The research performed by Oxeye revealed that the Jaeger UI was publicly exposed and did not require credentials for access. In the Jaeger dashboard, both internal and external microservices were visible, as were the connections between microservices. Because many approaches to tracing are implemented in a way where the APIs’ actual parameters are sent via POST parameters, they are not shown in Jaeger. But when the parameters were sent through the GET parameter they were visible – resulting in the
aforementioned security issue.
Oxeye discovered the exploit with one online payment service. The problem was reported to the provider, citing a backdoor path via unprotected exposure to the Internet. This could allow web page refresh tokens of recently reviewed pages held in Jaegar to open access to user PII. When made aware of the exploit, the online payment provider immediately closed the Internet access to the identified Jaegar which resolved the problem.
“While initially looking to show the communication between microservices in these environments, it was realized that the payment provider’s platform was exposed via sensitive data presented in the open Jaeger.
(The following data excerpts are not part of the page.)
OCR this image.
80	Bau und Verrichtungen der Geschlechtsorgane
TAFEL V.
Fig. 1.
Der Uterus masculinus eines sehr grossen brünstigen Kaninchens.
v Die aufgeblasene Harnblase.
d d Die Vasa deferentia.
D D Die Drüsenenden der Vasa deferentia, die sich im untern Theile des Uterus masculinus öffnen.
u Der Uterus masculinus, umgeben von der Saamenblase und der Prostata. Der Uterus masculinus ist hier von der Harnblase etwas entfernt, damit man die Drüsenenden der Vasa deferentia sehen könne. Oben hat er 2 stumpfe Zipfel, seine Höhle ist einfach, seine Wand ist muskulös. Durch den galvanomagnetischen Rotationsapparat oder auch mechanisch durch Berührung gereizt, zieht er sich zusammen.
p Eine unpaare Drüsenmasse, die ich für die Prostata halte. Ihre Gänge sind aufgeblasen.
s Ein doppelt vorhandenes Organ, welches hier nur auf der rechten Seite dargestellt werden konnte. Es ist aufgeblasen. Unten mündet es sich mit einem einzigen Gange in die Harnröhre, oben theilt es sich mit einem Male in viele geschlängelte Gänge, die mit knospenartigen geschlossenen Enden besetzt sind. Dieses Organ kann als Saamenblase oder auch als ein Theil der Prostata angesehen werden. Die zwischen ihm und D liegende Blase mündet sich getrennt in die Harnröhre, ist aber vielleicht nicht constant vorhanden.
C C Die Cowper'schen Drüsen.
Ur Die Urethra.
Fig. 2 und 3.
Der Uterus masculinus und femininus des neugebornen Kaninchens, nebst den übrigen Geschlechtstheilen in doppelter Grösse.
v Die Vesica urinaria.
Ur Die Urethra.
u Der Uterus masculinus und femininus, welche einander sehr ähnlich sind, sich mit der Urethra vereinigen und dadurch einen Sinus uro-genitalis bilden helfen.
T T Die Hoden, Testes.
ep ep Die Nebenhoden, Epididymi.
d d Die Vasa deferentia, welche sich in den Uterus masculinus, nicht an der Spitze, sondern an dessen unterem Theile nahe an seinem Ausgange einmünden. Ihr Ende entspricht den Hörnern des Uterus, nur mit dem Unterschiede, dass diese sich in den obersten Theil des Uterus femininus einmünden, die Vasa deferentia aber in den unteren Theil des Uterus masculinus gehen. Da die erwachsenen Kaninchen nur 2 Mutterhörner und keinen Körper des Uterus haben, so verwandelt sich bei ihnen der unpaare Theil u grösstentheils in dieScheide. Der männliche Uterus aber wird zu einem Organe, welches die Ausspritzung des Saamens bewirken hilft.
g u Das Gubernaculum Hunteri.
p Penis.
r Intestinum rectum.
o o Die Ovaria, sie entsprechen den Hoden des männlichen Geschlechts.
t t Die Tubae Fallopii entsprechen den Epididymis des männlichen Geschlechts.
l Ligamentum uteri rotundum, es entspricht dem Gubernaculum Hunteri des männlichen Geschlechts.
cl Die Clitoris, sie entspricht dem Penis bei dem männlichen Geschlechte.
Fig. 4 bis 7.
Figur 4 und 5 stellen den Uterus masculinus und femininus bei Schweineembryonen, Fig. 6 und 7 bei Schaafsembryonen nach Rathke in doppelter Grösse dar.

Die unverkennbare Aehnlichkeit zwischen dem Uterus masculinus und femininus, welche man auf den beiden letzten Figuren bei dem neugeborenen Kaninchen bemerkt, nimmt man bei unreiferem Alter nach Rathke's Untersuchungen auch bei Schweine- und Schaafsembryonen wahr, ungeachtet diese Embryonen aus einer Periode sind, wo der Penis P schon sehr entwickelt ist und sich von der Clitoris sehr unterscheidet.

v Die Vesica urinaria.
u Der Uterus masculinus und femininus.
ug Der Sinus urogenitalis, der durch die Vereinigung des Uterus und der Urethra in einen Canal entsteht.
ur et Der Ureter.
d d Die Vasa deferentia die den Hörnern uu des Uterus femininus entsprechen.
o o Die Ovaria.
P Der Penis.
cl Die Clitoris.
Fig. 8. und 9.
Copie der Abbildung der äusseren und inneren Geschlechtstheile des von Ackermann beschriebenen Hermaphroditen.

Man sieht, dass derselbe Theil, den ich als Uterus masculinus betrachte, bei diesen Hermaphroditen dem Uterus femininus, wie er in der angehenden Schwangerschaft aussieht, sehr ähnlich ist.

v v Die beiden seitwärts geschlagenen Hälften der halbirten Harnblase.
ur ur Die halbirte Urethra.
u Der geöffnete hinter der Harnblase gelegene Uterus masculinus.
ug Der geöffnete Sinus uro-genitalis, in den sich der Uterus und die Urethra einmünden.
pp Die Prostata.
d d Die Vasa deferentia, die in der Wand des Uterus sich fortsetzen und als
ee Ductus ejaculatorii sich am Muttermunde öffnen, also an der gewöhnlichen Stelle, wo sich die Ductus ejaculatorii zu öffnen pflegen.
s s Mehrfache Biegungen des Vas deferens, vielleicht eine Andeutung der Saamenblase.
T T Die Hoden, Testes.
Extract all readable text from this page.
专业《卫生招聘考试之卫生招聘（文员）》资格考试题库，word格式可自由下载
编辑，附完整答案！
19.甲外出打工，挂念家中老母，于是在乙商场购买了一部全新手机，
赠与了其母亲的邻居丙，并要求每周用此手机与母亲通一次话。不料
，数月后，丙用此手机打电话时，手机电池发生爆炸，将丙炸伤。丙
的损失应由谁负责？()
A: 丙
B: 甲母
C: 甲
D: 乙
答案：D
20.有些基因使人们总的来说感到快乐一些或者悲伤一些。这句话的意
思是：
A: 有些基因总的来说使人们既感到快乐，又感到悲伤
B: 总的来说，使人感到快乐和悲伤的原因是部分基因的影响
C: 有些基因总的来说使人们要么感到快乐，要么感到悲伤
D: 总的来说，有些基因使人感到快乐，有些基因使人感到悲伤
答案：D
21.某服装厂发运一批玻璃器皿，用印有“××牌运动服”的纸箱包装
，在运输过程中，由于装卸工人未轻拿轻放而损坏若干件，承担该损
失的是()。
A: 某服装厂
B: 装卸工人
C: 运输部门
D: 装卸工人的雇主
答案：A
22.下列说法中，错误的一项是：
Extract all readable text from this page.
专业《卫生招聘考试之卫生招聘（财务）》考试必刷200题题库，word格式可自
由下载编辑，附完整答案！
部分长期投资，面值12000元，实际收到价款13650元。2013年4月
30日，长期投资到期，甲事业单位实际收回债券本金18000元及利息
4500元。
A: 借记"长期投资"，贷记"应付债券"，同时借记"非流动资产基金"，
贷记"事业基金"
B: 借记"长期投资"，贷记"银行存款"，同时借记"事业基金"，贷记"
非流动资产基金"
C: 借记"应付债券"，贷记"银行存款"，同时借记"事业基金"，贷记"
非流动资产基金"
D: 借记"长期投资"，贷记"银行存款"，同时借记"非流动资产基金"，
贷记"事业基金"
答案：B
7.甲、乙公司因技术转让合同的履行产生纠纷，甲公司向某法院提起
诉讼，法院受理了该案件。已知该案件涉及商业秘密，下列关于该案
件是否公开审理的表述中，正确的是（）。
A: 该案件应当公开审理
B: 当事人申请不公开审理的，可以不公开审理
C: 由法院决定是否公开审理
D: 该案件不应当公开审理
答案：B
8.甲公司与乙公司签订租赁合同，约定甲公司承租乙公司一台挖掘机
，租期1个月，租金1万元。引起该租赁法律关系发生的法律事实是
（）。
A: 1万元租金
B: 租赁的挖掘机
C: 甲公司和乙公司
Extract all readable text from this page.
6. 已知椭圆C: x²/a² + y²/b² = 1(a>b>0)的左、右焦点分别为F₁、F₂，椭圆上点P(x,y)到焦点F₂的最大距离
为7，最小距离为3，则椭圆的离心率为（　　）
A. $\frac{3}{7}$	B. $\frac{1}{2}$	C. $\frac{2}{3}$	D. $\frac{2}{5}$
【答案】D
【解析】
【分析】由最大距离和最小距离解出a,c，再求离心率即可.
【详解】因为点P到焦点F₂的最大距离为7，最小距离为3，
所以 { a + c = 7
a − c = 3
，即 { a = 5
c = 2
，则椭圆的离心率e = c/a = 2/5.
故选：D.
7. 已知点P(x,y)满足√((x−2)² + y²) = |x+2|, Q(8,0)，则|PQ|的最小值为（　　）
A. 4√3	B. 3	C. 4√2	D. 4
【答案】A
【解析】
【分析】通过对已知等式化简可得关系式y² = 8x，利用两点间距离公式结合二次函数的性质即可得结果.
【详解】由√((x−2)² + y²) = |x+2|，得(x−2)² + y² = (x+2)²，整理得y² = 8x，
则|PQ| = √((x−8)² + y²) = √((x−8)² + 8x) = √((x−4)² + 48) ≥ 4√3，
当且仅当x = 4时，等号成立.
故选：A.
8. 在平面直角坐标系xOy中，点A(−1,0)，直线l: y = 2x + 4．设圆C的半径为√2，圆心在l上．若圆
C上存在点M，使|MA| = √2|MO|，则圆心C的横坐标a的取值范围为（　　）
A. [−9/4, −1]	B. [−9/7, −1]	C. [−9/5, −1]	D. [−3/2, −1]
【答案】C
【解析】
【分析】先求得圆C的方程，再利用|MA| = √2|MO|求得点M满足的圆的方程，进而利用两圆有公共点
Through this security gap, it was possible to login and authenticate into the platform as another user (which was accomplished several times),” commented Ron Vider, CTO and Co-Founder of Oxeye. “This means that a hacker with malicious intent could easily take advantage of this misconfiguration issue and steal the sensitive and PII data of clients. Credit card information as well as sensitive technical data could be used maliciously by using connections between microservices, APIs, etc.”
According to the Federal Bureau of Investigation (FBI), victims of online or internet-enabled crime are advised to file a report with the Internet Crime Complaint Center (IC3) as soon as possible. Crime reports are used for investigative and intelligence purposes. Rapid reporting can also help support the recovery of lost funds. Visit ic3.gov for more information, including tips and information about current crime trends.
Since reporting the exploit, the payment provider has removed the Jaeger dashboard from exposure to the Internet, resolving the potential for unauthorized access. Oxeye, a specialist in cloud-native Application Security Testing will make every effort to notify application providers of exploits when discovered by the company’s technology platform and team of researchers.